There was a voice from behind him- a once-familiar voice- that called his name, "Loki?"

Loki stopped and turned back, "Yes?"

Thor approached him, the guards falling into place around him; Thor waved them off, "Is it really you?" Loki nodded, "Why have you come back, Brother?" Thor asked.

Loki knelt down before the king and opened the little box, showing Thor the baby items and the little ring within, "Because of what I have lost, your Majesty. Because I finally understand what they felt for me. What they lost, too. Because I have no other home, as painful as this one is to return to."

Thor crouched down in front of Loki, "You must understand that it is a great risk to Asgard if I allow you to stay."

Loki kept his head low, "Of course. If you do not want me here, I will leave. Jotunheim will have me."

Thor sighed, "Jotunheim will kill you." Loki did not respond, placing the lid carefully back on the box and gently smoothing the lid down. Thor stood and reached out his hand. Loki looked at it for a moment and then accepted his brother's help rising, the box tucked under his other arm.

Loki did not expect it, but Thor embraced him, "Welcome home, little Brother. I have missed you."

Loki wrapped his free arm around his brother and held him tightly. He felt his composure waver and he choked back a sob as he was overwhelmed with loss and grief, safe in his brother's arms, a retreat he had once always had in times of sorrow. Thor dismissed the guard.

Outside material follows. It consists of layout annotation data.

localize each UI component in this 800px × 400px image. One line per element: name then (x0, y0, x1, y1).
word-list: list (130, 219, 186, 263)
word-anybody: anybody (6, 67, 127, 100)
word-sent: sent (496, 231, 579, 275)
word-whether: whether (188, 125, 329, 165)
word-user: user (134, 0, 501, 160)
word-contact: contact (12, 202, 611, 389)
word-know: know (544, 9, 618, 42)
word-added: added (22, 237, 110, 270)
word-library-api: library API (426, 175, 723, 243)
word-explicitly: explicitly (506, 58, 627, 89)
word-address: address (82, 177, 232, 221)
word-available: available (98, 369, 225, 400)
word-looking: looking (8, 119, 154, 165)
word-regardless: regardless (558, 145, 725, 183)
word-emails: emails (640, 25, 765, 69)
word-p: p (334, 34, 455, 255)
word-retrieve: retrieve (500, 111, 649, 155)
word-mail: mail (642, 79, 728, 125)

Once they had all left, Thor escorted Loki to a seat near the throne, "Now, Loki. Tell me about your box."

Loki gently opened it and took out the gold ring and the tiny heart, "Imagine you lost Jane because someone else thought she was a flawed thing to be disposed of before she had children. Now imagine she was carrying your child when they disposed of her and there was absolutely nothing you could do to stop them." At that, he closed his hand around both items, pressed them to his heart, and broke down, Thor catching the box as Loki slid off the bench, finally able to release everything he'd been keeping inside as he'd taken care of Mary in her last days, as he'd dealt with the bureaucracy of death, and as he'd given away their belongings and prepared to travel home. Thor set the box on the bench and knelt beside his brother, gathering him in his arms.

Time would tell if Loki could live in Asgard. For this moment, for this night, however, Thor knew his brother just needed to feel safe and cared for, loved as only his brother could love him. To Loki, who grieved in his brother's arms, that warmth and comfort was the only thing that pierced his sorrow. He clung to Thor, grateful for at least the little bit of forgiveness that allowed for this moment. In the morning, things might be different, but he would take the morning as it came. For now, he was home.